In January 1571 Skuratov led a punitive expedition against Novgorod, killing thousands of its citizens on suspicion of treason. In 1571 Skuratov was put in charge of the investigation into the causes of the Russian army's defeat by the army of the Crimean Khan Devlet I Giray.

Malyuta Skuratov was killed during the siege of Weissenstein (present-day Paide in Estonia) in the Livonian War in 1573. He lies buried near the grave of his father Lukian Afanasyevich Belskiy in the Joseph-Volokolamsk Monastery.

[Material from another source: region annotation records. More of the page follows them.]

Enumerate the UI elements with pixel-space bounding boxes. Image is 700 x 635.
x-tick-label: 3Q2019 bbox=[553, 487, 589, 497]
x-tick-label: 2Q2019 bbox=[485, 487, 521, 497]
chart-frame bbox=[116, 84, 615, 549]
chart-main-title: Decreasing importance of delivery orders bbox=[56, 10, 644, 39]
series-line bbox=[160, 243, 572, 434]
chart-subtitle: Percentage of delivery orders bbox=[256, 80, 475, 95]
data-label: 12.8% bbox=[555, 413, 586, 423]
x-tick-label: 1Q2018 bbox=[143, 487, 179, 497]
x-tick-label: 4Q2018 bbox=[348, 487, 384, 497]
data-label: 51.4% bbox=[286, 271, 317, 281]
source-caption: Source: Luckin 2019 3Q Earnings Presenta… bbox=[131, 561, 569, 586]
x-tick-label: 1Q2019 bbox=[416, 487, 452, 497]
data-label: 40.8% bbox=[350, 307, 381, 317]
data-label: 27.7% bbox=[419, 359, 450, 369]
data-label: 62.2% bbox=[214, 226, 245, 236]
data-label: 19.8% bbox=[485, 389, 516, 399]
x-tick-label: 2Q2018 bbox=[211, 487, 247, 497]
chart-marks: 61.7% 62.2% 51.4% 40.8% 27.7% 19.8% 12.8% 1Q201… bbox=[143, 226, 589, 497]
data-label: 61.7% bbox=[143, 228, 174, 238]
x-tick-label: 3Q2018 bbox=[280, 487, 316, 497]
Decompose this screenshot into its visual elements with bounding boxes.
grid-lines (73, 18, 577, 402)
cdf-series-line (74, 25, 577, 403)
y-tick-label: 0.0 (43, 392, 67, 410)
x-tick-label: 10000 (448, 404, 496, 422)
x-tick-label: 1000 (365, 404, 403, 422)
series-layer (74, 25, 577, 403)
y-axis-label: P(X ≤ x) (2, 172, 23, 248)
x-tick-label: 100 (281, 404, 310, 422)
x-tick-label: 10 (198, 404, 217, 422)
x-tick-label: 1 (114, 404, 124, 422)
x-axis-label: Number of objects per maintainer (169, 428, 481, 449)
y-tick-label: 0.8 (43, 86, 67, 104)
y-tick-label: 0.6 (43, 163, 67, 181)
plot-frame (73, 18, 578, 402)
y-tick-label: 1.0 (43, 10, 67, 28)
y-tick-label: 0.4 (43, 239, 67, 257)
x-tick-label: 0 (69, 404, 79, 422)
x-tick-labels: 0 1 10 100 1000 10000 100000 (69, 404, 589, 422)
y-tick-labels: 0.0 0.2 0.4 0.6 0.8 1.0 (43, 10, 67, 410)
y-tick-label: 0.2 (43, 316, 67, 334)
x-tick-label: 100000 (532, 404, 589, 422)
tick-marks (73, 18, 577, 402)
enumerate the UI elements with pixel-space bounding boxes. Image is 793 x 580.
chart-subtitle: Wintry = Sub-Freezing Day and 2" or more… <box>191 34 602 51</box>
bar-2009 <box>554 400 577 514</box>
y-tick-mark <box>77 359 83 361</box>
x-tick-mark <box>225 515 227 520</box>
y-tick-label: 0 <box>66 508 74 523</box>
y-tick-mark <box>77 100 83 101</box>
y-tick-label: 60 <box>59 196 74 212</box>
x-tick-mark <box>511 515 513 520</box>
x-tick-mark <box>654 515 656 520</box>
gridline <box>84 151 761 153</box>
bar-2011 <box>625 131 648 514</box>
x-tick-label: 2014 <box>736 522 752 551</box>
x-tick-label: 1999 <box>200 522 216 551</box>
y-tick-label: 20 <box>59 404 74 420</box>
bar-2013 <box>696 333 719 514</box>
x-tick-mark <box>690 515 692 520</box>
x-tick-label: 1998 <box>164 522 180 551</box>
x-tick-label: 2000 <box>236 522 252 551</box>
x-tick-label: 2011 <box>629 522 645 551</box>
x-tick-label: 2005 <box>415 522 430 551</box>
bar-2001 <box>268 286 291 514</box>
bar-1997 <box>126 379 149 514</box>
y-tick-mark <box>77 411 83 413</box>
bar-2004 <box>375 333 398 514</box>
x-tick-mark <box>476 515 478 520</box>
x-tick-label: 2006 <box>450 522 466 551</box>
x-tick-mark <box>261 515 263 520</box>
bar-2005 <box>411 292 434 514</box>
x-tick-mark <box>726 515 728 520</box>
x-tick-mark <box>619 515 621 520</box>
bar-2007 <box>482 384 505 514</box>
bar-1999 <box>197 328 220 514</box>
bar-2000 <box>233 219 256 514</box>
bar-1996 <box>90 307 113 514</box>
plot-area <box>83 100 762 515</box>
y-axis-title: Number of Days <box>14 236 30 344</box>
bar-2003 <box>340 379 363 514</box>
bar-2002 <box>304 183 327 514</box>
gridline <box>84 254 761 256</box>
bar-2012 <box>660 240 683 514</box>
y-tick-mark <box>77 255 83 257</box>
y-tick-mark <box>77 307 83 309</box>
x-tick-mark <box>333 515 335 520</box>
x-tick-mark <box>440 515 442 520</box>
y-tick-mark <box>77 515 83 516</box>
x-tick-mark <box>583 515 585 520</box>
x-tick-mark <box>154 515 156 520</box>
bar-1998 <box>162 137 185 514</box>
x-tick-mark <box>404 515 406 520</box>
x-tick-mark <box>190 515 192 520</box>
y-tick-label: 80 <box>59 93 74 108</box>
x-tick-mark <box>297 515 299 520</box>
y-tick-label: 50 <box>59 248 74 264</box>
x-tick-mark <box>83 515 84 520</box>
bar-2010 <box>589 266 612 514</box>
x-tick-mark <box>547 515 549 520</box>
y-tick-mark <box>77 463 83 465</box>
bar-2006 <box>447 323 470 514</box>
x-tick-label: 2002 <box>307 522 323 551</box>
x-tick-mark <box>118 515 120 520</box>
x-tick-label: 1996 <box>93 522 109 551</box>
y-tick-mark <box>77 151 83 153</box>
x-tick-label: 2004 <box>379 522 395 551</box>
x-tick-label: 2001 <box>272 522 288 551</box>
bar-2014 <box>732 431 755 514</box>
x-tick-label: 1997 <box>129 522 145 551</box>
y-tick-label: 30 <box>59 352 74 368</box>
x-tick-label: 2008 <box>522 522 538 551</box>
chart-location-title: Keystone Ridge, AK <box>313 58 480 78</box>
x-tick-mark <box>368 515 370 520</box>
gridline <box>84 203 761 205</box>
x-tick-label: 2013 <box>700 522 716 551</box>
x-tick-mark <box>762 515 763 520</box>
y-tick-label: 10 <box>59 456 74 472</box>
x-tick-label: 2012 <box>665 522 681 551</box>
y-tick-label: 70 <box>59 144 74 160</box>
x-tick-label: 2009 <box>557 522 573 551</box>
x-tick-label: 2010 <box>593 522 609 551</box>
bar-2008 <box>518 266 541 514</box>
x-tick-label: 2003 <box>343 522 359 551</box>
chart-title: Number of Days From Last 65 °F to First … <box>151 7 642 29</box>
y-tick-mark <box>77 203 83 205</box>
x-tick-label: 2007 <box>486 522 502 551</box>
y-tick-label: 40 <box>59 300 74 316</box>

One of Skuratov's daughters, Maria Grigorievna, married the boyar Boris Godunov in 1570 and thus became Tsaritsa as the consort of Godunov in 1598. His other daughter, Yekaterina Grigorievna Shuiskaya, who poisoned Mikhail Skopin-Shuisky in 1610, married Prince Dmitry Ivanovich Skopin-Shuisky in 1572.

== Media ==

=== Movies ===
- The Wings of a Serf (1927; portrayed by Ivan Kachalov)
- Ivan the Terrible (1944/1958; portrayed by Mikhail Zharov)
- Tsar Ivan the Terrible (1991; portrayed by Andrey Martynov)
- Tsar (2009; portrayed by Yury Kuznetsov)

===Literature===
- The Master and Margarita by Mikhail Bulgakov: in the chapter entitled "Satan's Great Ball", Bulgakov makes a passing but arguably important reference to the figure of Skuratov.